In a statement, Valerie Davidson says the expanded Medicaid program provides necessary treatment resources to help address opioid abuse in Alaska and is critical to efforts aimed at overhauling Alaska's criminal justice system.
Since the state expanded Medicaid in September 2015, more than 30,000 lower-income Alaskans have been covered. States had the option to expand Medicaid under former President Barack Obama's signature health care law.
Congressional Republicans are pushing to change the law.
Legislation proposed by U.S. House Republicans would end a higher federal match for Medicaid expansion beneficiaries starting in 2020. It also would overhaul the overall framework of the Medicaid program.
(AP) Alaska lawmakers are considering rolling back some provisions of a controversial crime reform bill that passed last year.

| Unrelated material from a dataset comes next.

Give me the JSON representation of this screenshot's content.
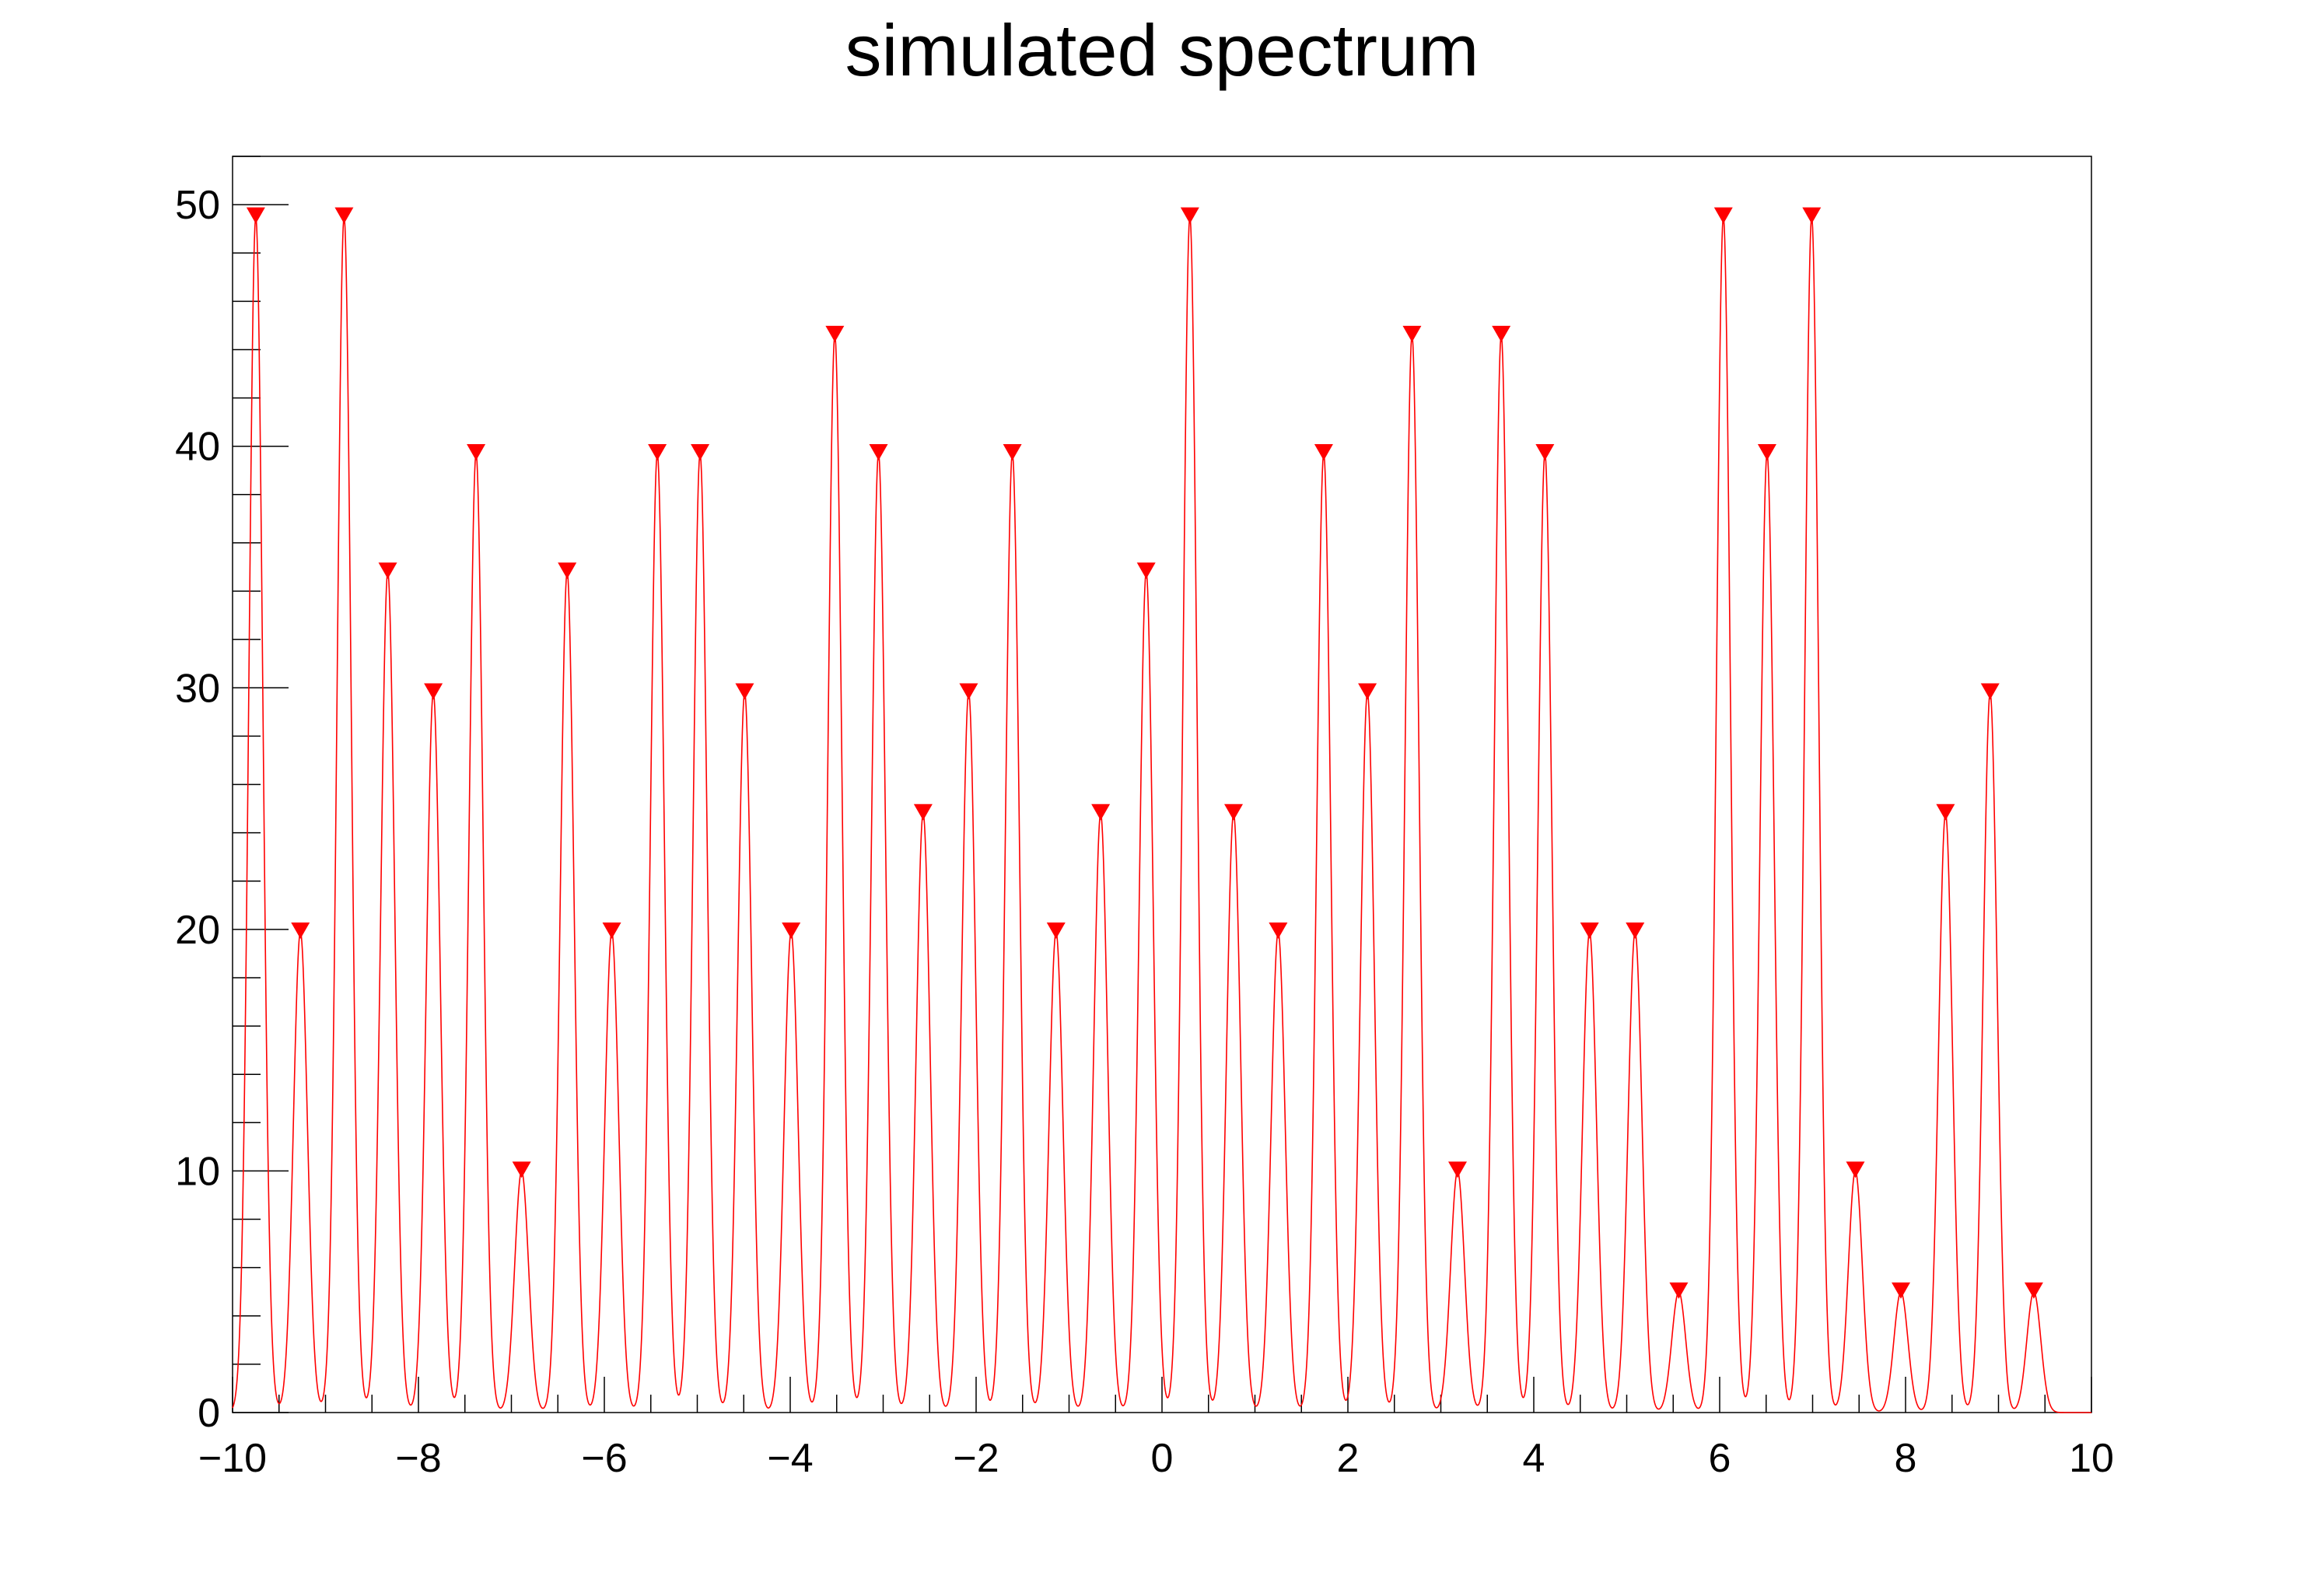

The Peninsula Clarion reports that the Senate Judiciary Committee this week heard comments on a senate bill that aims to fix problems members of law enforcement found in last year's Senate Bill 91, which scaled back punishments for a number of low-level crimes in an effort to reduce prison populations.
The Criminal Justice Commission is considering increasing the presumptive sentencing range for first-time Class C felony convictions from zero days to a year, among other increased sentences for some crimes. Committee members say increasing the penalties will give judges more discretion during sentencing.
In public hearings, supporters of SB 91 urged lawmakers to give the law more time to make a difference.
(AP) Gov. Bill Walker has introduced legislation to keep in place the public health disaster declaration he issued in response to rampant opioid abuse in Alaska.
The bill cites a state law limiting disaster emergency proclamations to 30 days unless extended by the Legislature. Walker signed his declaration Feb. 14. He is seeking a one-year extension.
Walker has said the declaration would allow the state to provide standing medical orders allowing for broader distribution of naloxone, which can be used to prevent opioid overdose.
He had proposed spending about $4.1 million in federal grants through August 2021 for a naloxone program.
The state's chief medical officer, Jay Butler, says the program would be on hold if a bill isn't passed. Or, he says, officials would need to find another administrative tool, such as memorandum agreements for each organization it is working with.